Saya yang tinggal di pedalaman Aceh tidak mungkin tau (atau kecil peluangnya) Â dengan gadis asal Bayuwangi kalau tidak ada tulisan Kompasianer Pringadi Abdi Surya yang sangat populer di Kompasiana dan beberapa tulisan Kompasianer lainnya jadi pengaya pengetahuan. Jadilah saya ikut stalking Facebook Afi dan juga pihak yang terciderai, Mita. Mungkin juga teman yang lain melakukakan hal yang sama.
Lain lagi kisah Ahok, yang sekarang sudah dipenjara karena sifat kontroversialnya tentang penodaan agama. Jauh-jauh tahun sifat kontroversial Ahok terus-terusan digoreng media, hingga mungkin manusia setangkup langit dan sebundar bumi telah tahu.
Sepupu kecil saya juga sudah tahu Ahok, Sidan namanya. Ia yang masih kelas lima SD merupakan salah satu sumber pesan untuk saya kalau Ahok kalah di Pilkada DKI kemaren, padahal saya tidak mikir. Dua hari atau tiga hari setelah Pilkada saya bertandang ke rumahnya, ia menyambut bukan dengan kata "Mau Apa?" "Cari siapa?" atau yang lebih layak "Apa kabar Bang?", malah ia langsung bilang "Ahok kalah Bang". #Adooh. Kemudian sepupu yang lebih kecil, Dewi, kelas 1 SD, ikut menimpali " Saya inginnya Ahok menang." #Ohhh no. Mungkin sepupuku itu salah satu contoh dewasa sebelum waktunya, sudah jadi pengamat politik soalnya. Saya pun heran, tidak tinggal di Jakarta dan masih ingusan pula.
Ya, saya tidak salahkan mereka. Ibarat pepatahnya "lancar kaji karena diulang" atau ada pepatah yang lebih cocok. Dan lagi-lagi media sebagai guru ngajinya dan kita-kita sebagai jamaahnya. Disini saya tidak bermaksud menyalahkan media salah ajar. Tidak. Kitanya saja jadi korban, mungkin.
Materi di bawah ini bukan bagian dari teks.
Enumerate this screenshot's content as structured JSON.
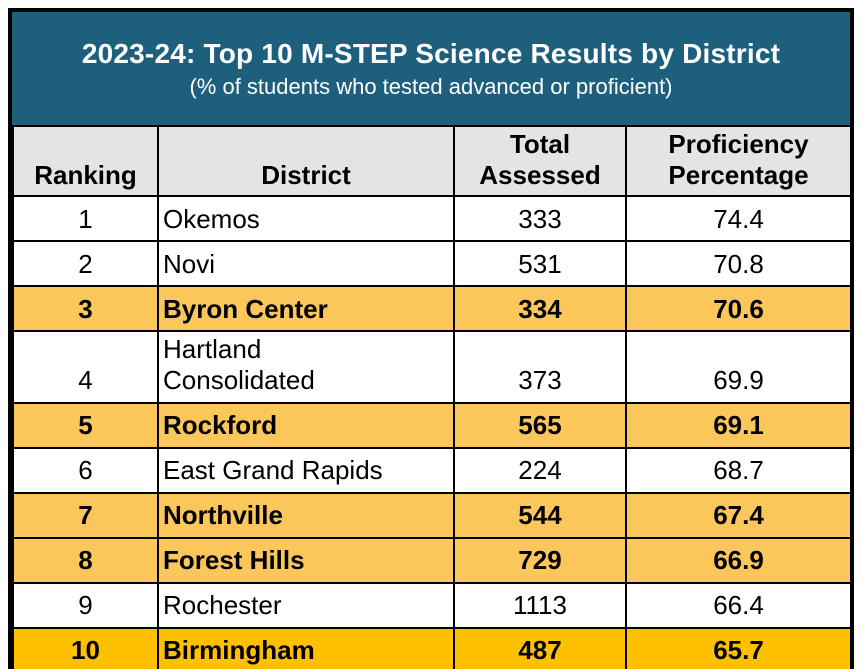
{
  "banner": {
    "title": "2023-24: Top 10 M-STEP Science Results by District",
    "subtitle": "(% of students who tested advanced or proficient)"
  },
  "table": {
    "columns": [
      "Ranking",
      "District",
      "Total Assessed",
      "Proficiency Percentage"
    ],
    "rows": [
      {
        "ranking": "1",
        "district": "Okemos",
        "total_assessed": "333",
        "proficiency_percentage": "74.4",
        "highlight": "none"
      },
      {
        "ranking": "2",
        "district": "Novi",
        "total_assessed": "531",
        "proficiency_percentage": "70.8",
        "highlight": "none"
      },
      {
        "ranking": "3",
        "district": "Byron Center",
        "total_assessed": "334",
        "proficiency_percentage": "70.6",
        "highlight": "amber"
      },
      {
        "ranking": "4",
        "district": "Hartland\nConsolidated",
        "total_assessed": "373",
        "proficiency_percentage": "69.9",
        "highlight": "none"
      },
      {
        "ranking": "5",
        "district": "Rockford",
        "total_assessed": "565",
        "proficiency_percentage": "69.1",
        "highlight": "amber"
      },
      {
        "ranking": "6",
        "district": "East Grand Rapids",
        "total_assessed": "224",
        "proficiency_percentage": "68.7",
        "highlight": "none"
      },
      {
        "ranking": "7",
        "district": "Northville",
        "total_assessed": "544",
        "proficiency_percentage": "67.4",
        "highlight": "amber"
      },
      {
        "ranking": "8",
        "district": "Forest Hills",
        "total_assessed": "729",
        "proficiency_percentage": "66.9",
        "highlight": "amber"
      },
      {
        "ranking": "9",
        "district": "Rochester",
        "total_assessed": "1113",
        "proficiency_percentage": "66.4",
        "highlight": "none"
      },
      {
        "ranking": "10",
        "district": "Birmingham",
        "total_assessed": "487",
        "proficiency_percentage": "65.7",
        "highlight": "gold"
      }
    ]
  },
  "chart_data": {
    "type": "table",
    "title": "2023-24: Top 10 M-STEP Science Results by District",
    "subtitle": "(% of students who tested advanced or proficient)",
    "columns": [
      "Ranking",
      "District",
      "Total Assessed",
      "Proficiency Percentage"
    ],
    "rows": [
      [
        1,
        "Okemos",
        333,
        74.4
      ],
      [
        2,
        "Novi",
        531,
        70.8
      ],
      [
        3,
        "Byron Center",
        334,
        70.6
      ],
      [
        4,
        "Hartland Consolidated",
        373,
        69.9
      ],
      [
        5,
        "Rockford",
        565,
        69.1
      ],
      [
        6,
        "East Grand Rapids",
        224,
        68.7
      ],
      [
        7,
        "Northville",
        544,
        67.4
      ],
      [
        8,
        "Forest Hills",
        729,
        66.9
      ],
      [
        9,
        "Rochester",
        1113,
        66.4
      ],
      [
        10,
        "Birmingham",
        487,
        65.7
      ]
    ],
    "highlighted_rankings_amber": [
      3,
      5,
      7,
      8
    ],
    "highlighted_rankings_gold": [
      10
    ]
  },
  "colors": {
    "banner_teal": "#1E5F7E",
    "header_gray": "#E4E4E4",
    "highlight_amber": "#FBC75B",
    "highlight_gold": "#FFC000",
    "border_black": "#000000",
    "text_white": "#FFFFFF",
    "text_black": "#000000"
  }
}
Afi dan Ahok memiliki kesamaan saat membela kesalahan---hal ini membuatnya semakin populer. Keduanya seolah tidak puas dengan putusan. Meski Afi sudah mengaku bersalah, tapi ia tetap bersifat pongah, dengan melayangkan serangan kalau "kita semua pernah melakukan plagiat". Begitu pula Ahok, saat sudah dipenjara masih saja memberi pesan kalau "perjuangan belum usai", bukankah kata-katanya bisa dilogikakan kalau ia sebenarnya didiskriminasi atau bukan dihukum karena sebuah kesalahan?
Pembelaan mati-matian mereka membuat kelompok di pihak mereka terus melakukan pembelaan dan menyerang lawan. Dan begitu pula sebaliknya. Ini yang 'luar biasa' saya kira, kok mereka punya waktu begitu banyak.
Lain lagi saya kira kisah mereka cukup (kalau tidak bisa disebut total) dapat mengganggu  perkembangan revolusi mental. Alasannya, ya bisa jadi ada yang mencontoh kisah mereka agar bisa terkenal (kemudian dapat untung) dan diundang pak jokowi atau jadi nara sumber di acara talk show media.
Di masa yang modern ini bisa saja, bukan?